Bagia J S, Robinson D, Kennedy M, Englund R, Hanel K
St George Hospital, Kogarah, New South Wales, Australia.
Aust N Z J Surg. 1999 Sep;69(9):651-4. doi: 10.1046/j.1440-1622.1999.01657.x.
As Australia's population ages, the number of elderly patients presenting for surgery of abdominal aortic aneurysms (AAA), both elective and ruptured, will increase. The aim of the present study was to compare the costs of treatment of patients with AAA, under and over the age of 80, in the elective and emergency settings in a hospital with a divisional structure in which the true costs can be accurately obtained.
A total of 40 patients were selected at random from a series of 267 patients treated with open surgery for AAA between January 1987 and December 1994, 10 in each of four groups: group A, elective repair in patients aged < 80 (171/267); group B, elective AAA repair in patients aged > 80 (25/267); group C, emergency AAA repair in patients aged < 80 (50/267); and group D, emergency AAA repair in patients aged > 80 (11/267). A retrospective analysis of the hospital costs of treatment of these patients at St George Hospital was conducted.
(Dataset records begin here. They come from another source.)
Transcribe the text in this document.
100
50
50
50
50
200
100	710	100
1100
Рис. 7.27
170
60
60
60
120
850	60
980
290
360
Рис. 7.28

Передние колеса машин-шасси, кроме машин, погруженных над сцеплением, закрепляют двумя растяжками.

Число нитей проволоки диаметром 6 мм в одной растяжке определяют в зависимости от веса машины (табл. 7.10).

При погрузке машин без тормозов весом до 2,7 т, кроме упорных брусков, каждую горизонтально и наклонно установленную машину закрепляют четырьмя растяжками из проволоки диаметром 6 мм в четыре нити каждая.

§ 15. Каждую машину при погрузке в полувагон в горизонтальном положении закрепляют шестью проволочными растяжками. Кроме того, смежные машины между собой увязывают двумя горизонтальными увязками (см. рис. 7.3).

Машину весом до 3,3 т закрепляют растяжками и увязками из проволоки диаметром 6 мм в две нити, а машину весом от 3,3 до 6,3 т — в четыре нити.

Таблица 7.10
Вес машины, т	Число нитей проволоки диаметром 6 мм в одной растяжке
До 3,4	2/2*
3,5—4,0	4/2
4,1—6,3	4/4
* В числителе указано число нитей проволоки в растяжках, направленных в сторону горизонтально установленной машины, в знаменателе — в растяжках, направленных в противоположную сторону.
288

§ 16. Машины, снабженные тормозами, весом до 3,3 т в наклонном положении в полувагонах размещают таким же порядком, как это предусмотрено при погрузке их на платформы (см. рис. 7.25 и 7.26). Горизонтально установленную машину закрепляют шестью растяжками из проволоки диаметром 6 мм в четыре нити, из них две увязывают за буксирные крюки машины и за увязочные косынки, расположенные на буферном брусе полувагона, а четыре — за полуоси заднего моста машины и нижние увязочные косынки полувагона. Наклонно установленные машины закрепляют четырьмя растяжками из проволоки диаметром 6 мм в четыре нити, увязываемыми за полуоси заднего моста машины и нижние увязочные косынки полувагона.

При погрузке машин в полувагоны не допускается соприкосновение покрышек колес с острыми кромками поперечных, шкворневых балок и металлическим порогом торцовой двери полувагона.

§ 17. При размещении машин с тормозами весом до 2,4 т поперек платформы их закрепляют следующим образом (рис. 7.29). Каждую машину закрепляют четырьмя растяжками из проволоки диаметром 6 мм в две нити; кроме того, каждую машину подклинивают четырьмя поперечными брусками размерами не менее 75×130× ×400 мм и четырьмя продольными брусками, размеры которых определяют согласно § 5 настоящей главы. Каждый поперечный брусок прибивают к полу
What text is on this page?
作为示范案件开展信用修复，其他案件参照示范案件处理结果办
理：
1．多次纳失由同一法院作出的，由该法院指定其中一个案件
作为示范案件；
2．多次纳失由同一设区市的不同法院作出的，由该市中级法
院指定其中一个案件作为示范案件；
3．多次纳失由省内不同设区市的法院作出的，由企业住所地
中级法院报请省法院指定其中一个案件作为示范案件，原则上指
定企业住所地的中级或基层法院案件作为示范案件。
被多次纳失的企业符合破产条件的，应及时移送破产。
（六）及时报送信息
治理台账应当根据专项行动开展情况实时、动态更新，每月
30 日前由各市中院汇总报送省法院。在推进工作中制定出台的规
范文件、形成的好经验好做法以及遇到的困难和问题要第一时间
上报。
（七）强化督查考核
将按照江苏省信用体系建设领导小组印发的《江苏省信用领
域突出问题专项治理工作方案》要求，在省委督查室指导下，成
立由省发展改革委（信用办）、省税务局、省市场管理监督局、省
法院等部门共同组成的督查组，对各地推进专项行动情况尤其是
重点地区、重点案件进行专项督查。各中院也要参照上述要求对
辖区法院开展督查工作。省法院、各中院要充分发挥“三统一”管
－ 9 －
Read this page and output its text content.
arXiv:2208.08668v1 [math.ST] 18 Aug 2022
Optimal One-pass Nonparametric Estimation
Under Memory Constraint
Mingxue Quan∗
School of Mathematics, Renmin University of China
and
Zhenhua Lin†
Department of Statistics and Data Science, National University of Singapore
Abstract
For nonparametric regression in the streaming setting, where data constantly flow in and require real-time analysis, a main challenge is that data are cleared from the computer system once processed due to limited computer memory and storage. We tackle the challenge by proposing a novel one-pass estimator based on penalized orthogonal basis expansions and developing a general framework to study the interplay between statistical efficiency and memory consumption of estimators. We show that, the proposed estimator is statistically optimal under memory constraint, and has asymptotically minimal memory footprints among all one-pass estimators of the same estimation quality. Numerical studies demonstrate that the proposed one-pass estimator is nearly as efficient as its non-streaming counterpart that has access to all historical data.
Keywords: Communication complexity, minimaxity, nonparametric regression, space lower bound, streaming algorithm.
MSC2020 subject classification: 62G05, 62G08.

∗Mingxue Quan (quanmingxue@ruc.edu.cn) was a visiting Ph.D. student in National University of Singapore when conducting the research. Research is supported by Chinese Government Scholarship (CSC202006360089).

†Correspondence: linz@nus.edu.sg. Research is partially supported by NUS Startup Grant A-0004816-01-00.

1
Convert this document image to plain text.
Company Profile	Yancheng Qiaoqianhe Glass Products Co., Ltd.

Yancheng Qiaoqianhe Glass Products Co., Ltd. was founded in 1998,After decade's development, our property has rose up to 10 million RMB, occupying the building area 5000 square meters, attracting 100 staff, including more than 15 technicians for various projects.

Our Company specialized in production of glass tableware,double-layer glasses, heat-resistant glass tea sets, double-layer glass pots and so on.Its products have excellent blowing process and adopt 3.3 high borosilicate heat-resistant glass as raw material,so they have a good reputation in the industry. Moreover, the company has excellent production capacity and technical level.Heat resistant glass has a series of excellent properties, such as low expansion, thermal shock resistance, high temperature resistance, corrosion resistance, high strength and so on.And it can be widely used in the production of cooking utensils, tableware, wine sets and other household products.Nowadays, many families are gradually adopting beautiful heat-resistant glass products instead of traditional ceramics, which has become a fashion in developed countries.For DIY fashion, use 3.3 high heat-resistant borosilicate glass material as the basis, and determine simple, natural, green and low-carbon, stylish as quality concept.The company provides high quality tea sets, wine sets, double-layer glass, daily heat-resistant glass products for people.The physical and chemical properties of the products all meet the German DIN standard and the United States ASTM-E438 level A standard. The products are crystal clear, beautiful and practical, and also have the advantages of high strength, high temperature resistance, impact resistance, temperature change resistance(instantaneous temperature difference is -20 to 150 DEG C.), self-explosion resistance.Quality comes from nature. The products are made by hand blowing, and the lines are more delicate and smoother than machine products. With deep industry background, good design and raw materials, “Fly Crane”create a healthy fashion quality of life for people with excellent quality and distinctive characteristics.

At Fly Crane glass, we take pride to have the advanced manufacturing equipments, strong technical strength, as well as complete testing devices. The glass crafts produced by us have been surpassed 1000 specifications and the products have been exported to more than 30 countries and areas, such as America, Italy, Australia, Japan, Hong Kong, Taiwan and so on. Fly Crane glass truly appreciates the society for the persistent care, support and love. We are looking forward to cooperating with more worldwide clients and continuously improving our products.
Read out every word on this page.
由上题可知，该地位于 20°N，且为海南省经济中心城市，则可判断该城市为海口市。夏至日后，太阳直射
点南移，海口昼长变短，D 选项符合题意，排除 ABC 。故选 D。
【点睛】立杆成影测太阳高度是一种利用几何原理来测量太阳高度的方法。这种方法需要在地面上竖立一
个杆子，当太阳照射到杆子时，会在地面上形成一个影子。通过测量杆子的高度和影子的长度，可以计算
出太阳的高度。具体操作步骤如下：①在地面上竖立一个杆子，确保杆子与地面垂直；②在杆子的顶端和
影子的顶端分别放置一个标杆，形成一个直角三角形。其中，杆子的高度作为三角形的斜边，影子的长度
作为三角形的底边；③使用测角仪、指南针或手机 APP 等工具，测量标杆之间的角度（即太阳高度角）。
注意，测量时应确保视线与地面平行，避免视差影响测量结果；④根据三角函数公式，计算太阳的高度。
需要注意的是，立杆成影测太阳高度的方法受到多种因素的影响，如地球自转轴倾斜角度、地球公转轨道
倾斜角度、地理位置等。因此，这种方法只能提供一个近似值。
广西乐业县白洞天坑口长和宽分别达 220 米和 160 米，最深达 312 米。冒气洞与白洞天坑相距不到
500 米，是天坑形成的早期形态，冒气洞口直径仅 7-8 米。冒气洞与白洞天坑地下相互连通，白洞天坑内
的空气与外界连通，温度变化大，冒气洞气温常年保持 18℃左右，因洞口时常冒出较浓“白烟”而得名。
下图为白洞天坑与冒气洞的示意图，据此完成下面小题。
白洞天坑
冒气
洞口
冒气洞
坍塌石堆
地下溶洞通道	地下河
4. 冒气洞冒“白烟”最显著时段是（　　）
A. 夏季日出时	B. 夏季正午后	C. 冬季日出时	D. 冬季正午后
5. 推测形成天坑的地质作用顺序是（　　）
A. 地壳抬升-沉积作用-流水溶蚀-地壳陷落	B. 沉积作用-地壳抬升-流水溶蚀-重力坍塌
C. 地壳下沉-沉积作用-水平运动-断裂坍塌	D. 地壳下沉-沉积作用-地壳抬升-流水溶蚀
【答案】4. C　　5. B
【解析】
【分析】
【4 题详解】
These true costs were then compared to Australian National Diagnostic Related Group (AN-DRG) costs.
Group A and B had no mortality. In Group C and D the mortality was 20 and 60%, respectively. The emergency treatment groups also had longer lengths of stay. A statistically significant difference in cost of AAA repair between elective and emergency groups in both age groups was seen; that is, group A cost less than group C and group B cost less than group D. Costs per survivor, however, showed a dramatic difference between the cost of group C patients ($30000) and group D patients ($60000). In comparison with AN-DRG calculated costs, the true costs of groups A and B were equivalent to AN-DRG costs. In the emergency groups, however, there were marked discrepancies between the true cost ($61000) and that calculated by the DRG ($25000) in group D, with similar differences seen in group C to a lesser extent.
Emergency repair of AAA is significantly more expensive and has a high mortality in the over-80 age group. Also, there is a substantial shortfall between the true costs of treating these patients and the funds allocated for treatment in this group.
随着澳大利亚人口老龄化,因腹主动脉瘤(AAA)接受手术治疗的老年患者数量将会增加,包括择期手术和破裂性手术。本研究的目的是比较一家具有分区结构且能准确获取真实成本的医院中,80岁及以下和80岁以上AAA患者在择期和急诊情况下的治疗成本。
从1987年1月至1994年12月期间接受AAA开放手术治疗的267例患者中随机选取40例,分为四组,每组10例:A组,80岁以下患者的择期修复(171/267);B组,80岁以上患者的择期AAA修复(25/267);C组,80岁以下患者的急诊AAA修复(50/267);D组,80岁以上患者的急诊AAA修复(11/267)。对圣乔治医院这些患者的治疗费用进行回顾性分析。然后将这些真实成本与澳大利亚国家诊断相关组(AN-DRG)成本进行比较。
A组和B组无死亡病例。C组和D组的死亡率分别为20%和60%。急诊治疗组的住院时间也更长。两个年龄组的择期和急诊组在AAA修复成本上均存在统计学显著差异;即A组成本低于C组,B组成本低于D组。然而,每组幸存者的成本显示,C组患者(30000美元)和D组患者(60000美元)的成本存在巨大差异。与AN-DRG计算的成本相比,A组和B组的真实成本与AN-DRG成本相当。然而,在急诊组中,D组的真实成本(61000美元)与DRG计算的成本(25000美元)之间存在显著差异,C组也有类似差异,但程度较小。
AAA的急诊修复成本显著更高,且在80岁以上年龄组中死亡率较高。此外,治疗这些患者的真实成本与为该组分配的治疗资金之间存在 substantial shortfall(此处原文有误,应是substantial shortfall,意为“大幅缺口”)。